The newspaper articles seemed rather meaningless.
Three were about New York City landlords and another was about a purchase of an apartment in a chic Manhattan neighborhood by an NBA official, their URLs showed. But all became inherently consequential after they were removed at the behest of Jared Kushner, the publisher, a former contract employee for the New York Observer said on Tuesday.
Kushner, son-in-law of President Donald Trump, purchased the weekly newspaper in 2006, six years before asking software developer Austin Smith to erase four articles that had been previously published.

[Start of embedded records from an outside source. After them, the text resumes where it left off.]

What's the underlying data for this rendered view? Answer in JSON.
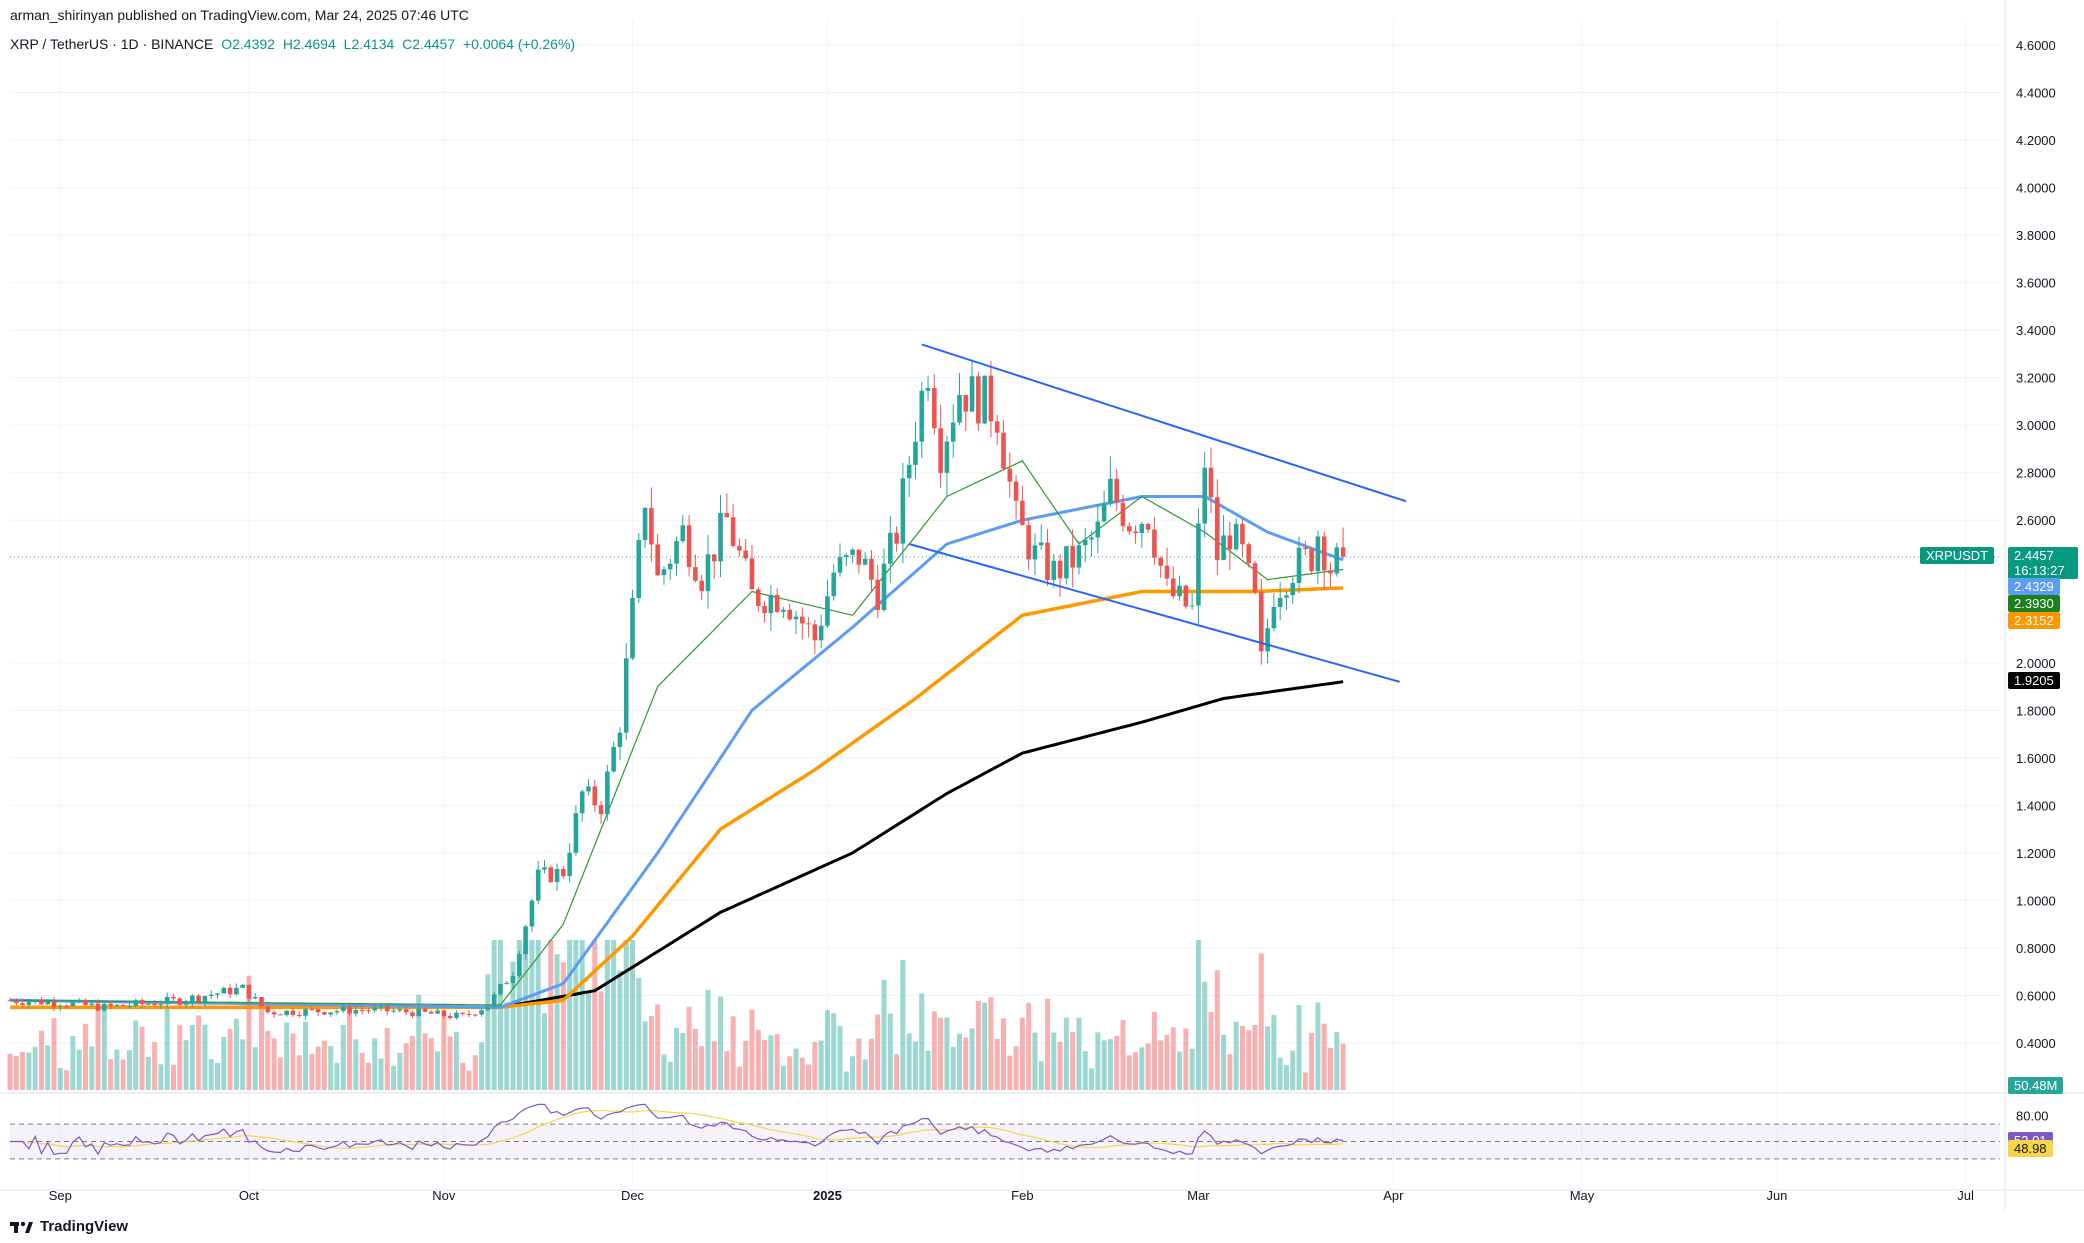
{
  "header": {
    "publisher": "arman_shirinyan published on TradingView.com, Mar 24, 2025 07:46 UTC",
    "symbol": "XRP / TetherUS · 1D · BINANCE",
    "open": "O2.4392",
    "high": "H2.4694",
    "low": "L2.4134",
    "close": "C2.4457",
    "change": "+0.0064 (+0.26%)"
  },
  "footer": {
    "brand": "TradingView"
  },
  "badges": {
    "ticker": "XRPUSDT",
    "price": "2.4457",
    "countdown": "16:13:27",
    "ma_blue": "2.4329",
    "ma_green": "2.3930",
    "ma_orange": "2.3152",
    "ma_black": "1.9205",
    "volume": "50.48M",
    "rsi": "52.01",
    "rsi_ma": "48.98"
  },
  "colors": {
    "up": "#26a69a",
    "down": "#ef5350",
    "ma_blue": "#5b9cf6",
    "ma_green": "#2e9a2e",
    "ma_orange": "#ff9800",
    "ma_black": "#000000",
    "trendline": "#2962ff",
    "rsi_line": "#7e57c2",
    "rsi_ma": "#f7d54b"
  },
  "chart_data": {
    "type": "candlestick",
    "y_axis_ticks": [
      "4.6000",
      "4.4000",
      "4.2000",
      "4.0000",
      "3.8000",
      "3.6000",
      "3.4000",
      "3.2000",
      "3.0000",
      "2.8000",
      "2.6000",
      "2.0000",
      "1.8000",
      "1.6000",
      "1.4000",
      "1.2000",
      "1.0000",
      "0.8000",
      "0.6000",
      "0.4000"
    ],
    "ylim": [
      0.2,
      4.7
    ],
    "x_axis_labels": [
      "Sep",
      "Oct",
      "Nov",
      "Dec",
      "2025",
      "Feb",
      "Mar",
      "Apr",
      "May",
      "Jun",
      "Jul"
    ],
    "rsi_ticks": [
      "80.00"
    ],
    "price_anchors": [
      [
        "2024-08-24",
        0.58
      ],
      [
        "2024-09-01",
        0.57
      ],
      [
        "2024-09-08",
        0.55
      ],
      [
        "2024-09-20",
        0.58
      ],
      [
        "2024-09-30",
        0.63
      ],
      [
        "2024-10-04",
        0.53
      ],
      [
        "2024-10-20",
        0.54
      ],
      [
        "2024-10-27",
        0.53
      ],
      [
        "2024-11-04",
        0.51
      ],
      [
        "2024-11-08",
        0.56
      ],
      [
        "2024-11-12",
        0.7
      ],
      [
        "2024-11-16",
        1.1
      ],
      [
        "2024-11-20",
        1.12
      ],
      [
        "2024-11-23",
        1.45
      ],
      [
        "2024-11-26",
        1.4
      ],
      [
        "2024-11-29",
        1.75
      ],
      [
        "2024-12-02",
        2.45
      ],
      [
        "2024-12-03",
        2.7
      ],
      [
        "2024-12-05",
        2.35
      ],
      [
        "2024-12-09",
        2.55
      ],
      [
        "2024-12-12",
        2.37
      ],
      [
        "2024-12-16",
        2.6
      ],
      [
        "2024-12-18",
        2.45
      ],
      [
        "2024-12-20",
        2.28
      ],
      [
        "2024-12-25",
        2.28
      ],
      [
        "2024-12-30",
        2.1
      ],
      [
        "2025-01-02",
        2.38
      ],
      [
        "2025-01-06",
        2.45
      ],
      [
        "2025-01-09",
        2.3
      ],
      [
        "2025-01-12",
        2.55
      ],
      [
        "2025-01-15",
        3.0
      ],
      [
        "2025-01-17",
        3.25
      ],
      [
        "2025-01-19",
        2.9
      ],
      [
        "2025-01-22",
        3.15
      ],
      [
        "2025-01-26",
        3.1
      ],
      [
        "2025-01-28",
        3.05
      ],
      [
        "2025-01-31",
        2.6
      ],
      [
        "2025-02-03",
        2.45
      ],
      [
        "2025-02-06",
        2.38
      ],
      [
        "2025-02-10",
        2.45
      ],
      [
        "2025-02-13",
        2.55
      ],
      [
        "2025-02-15",
        2.72
      ],
      [
        "2025-02-18",
        2.6
      ],
      [
        "2025-02-21",
        2.62
      ],
      [
        "2025-02-24",
        2.3
      ],
      [
        "2025-02-28",
        2.22
      ],
      [
        "2025-03-02",
        2.85
      ],
      [
        "2025-03-04",
        2.45
      ],
      [
        "2025-03-06",
        2.55
      ],
      [
        "2025-03-08",
        2.45
      ],
      [
        "2025-03-10",
        2.25
      ],
      [
        "2025-03-11",
        2.0
      ],
      [
        "2025-03-13",
        2.3
      ],
      [
        "2025-03-16",
        2.4
      ],
      [
        "2025-03-19",
        2.45
      ],
      [
        "2025-03-20",
        2.55
      ],
      [
        "2025-03-22",
        2.4
      ],
      [
        "2025-03-24",
        2.4457
      ]
    ],
    "moving_averages": {
      "blue": [
        [
          "2024-08-24",
          0.58
        ],
        [
          "2024-11-10",
          0.55
        ],
        [
          "2024-11-20",
          0.65
        ],
        [
          "2024-12-05",
          1.2
        ],
        [
          "2024-12-20",
          1.8
        ],
        [
          "2025-01-05",
          2.15
        ],
        [
          "2025-01-20",
          2.5
        ],
        [
          "2025-02-01",
          2.6
        ],
        [
          "2025-02-20",
          2.7
        ],
        [
          "2025-03-02",
          2.7
        ],
        [
          "2025-03-12",
          2.55
        ],
        [
          "2025-03-24",
          2.4329
        ]
      ],
      "green": [
        [
          "2024-08-24",
          0.58
        ],
        [
          "2024-11-10",
          0.56
        ],
        [
          "2024-11-20",
          0.9
        ],
        [
          "2024-12-05",
          1.9
        ],
        [
          "2024-12-20",
          2.3
        ],
        [
          "2025-01-05",
          2.2
        ],
        [
          "2025-01-20",
          2.7
        ],
        [
          "2025-02-01",
          2.85
        ],
        [
          "2025-02-10",
          2.5
        ],
        [
          "2025-02-20",
          2.7
        ],
        [
          "2025-03-02",
          2.55
        ],
        [
          "2025-03-12",
          2.35
        ],
        [
          "2025-03-24",
          2.393
        ]
      ],
      "orange": [
        [
          "2024-08-24",
          0.55
        ],
        [
          "2024-11-10",
          0.55
        ],
        [
          "2024-11-20",
          0.58
        ],
        [
          "2024-12-01",
          0.85
        ],
        [
          "2024-12-15",
          1.3
        ],
        [
          "2024-12-30",
          1.55
        ],
        [
          "2025-01-15",
          1.85
        ],
        [
          "2025-02-01",
          2.2
        ],
        [
          "2025-02-20",
          2.3
        ],
        [
          "2025-03-10",
          2.3
        ],
        [
          "2025-03-24",
          2.3152
        ]
      ],
      "black": [
        [
          "2024-08-24",
          0.55
        ],
        [
          "2024-11-10",
          0.55
        ],
        [
          "2024-11-25",
          0.62
        ],
        [
          "2024-12-15",
          0.95
        ],
        [
          "2025-01-05",
          1.2
        ],
        [
          "2025-01-20",
          1.45
        ],
        [
          "2025-02-01",
          1.62
        ],
        [
          "2025-02-20",
          1.75
        ],
        [
          "2025-03-05",
          1.85
        ],
        [
          "2025-03-24",
          1.9205
        ]
      ]
    },
    "trendlines": [
      {
        "from": [
          "2025-01-16",
          3.34
        ],
        "to": [
          "2025-04-03",
          2.68
        ]
      },
      {
        "from": [
          "2025-01-14",
          2.5
        ],
        "to": [
          "2025-04-02",
          1.92
        ]
      }
    ]
  }
}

Smith, who was a consultant, told The Post the requests first came through a higher up and later Kushner himself. The stories were about Neil Rubler, a real-estate developer who in 2010 reached a settlement with New York City for forcing tenants out of their homes, according to BuzzFeed News, which originally reported the story. Kushner three days after Thanksgiving 2012 requested Smith erase a story about the purchase of a Manhattan apartment by now-NBA commissioner Adam Silver.

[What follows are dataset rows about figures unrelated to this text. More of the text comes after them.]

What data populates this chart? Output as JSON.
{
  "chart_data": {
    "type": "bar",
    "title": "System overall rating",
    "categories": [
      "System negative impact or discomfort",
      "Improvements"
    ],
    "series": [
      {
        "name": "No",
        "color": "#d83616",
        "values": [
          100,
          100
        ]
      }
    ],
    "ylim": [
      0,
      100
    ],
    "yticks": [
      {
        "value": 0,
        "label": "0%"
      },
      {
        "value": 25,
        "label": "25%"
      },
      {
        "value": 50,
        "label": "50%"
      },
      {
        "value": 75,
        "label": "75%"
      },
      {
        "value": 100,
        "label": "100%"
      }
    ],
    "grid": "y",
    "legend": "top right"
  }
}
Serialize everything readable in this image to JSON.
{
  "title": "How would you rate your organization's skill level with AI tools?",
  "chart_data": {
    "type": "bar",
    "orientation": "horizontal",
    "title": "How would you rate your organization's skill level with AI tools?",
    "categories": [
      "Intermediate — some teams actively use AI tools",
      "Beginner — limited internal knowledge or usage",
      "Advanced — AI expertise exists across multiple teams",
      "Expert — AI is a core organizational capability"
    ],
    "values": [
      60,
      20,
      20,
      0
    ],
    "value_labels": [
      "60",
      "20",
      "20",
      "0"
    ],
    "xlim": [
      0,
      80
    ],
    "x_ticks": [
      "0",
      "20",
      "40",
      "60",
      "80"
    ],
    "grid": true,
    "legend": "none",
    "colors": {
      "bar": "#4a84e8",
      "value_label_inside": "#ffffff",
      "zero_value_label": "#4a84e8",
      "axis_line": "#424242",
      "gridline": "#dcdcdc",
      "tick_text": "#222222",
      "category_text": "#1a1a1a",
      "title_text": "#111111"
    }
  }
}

Neither Rubler nor the White House returned requests for comment.
The executive framed the situation as a “delicate matter” and requested for the removal of three articles about Rubler, according to emails obtained by The Post. Kushner later in November requested the removal of the story about Silver.
The erasures first occurred under the leadership of then-editor-in-chief Elizabeth Spiers, who told The Post she was unaware of the erasure but said Kushner previously requested over the phone she couch stories about media mogul Rupert Murdoch, his mentor.
Spiers said it’s not unusual for newspaper owners who are less familiar with the business to request some stories be held. But it was unusual, she said, for Kushner to unilaterally erase a story from existence.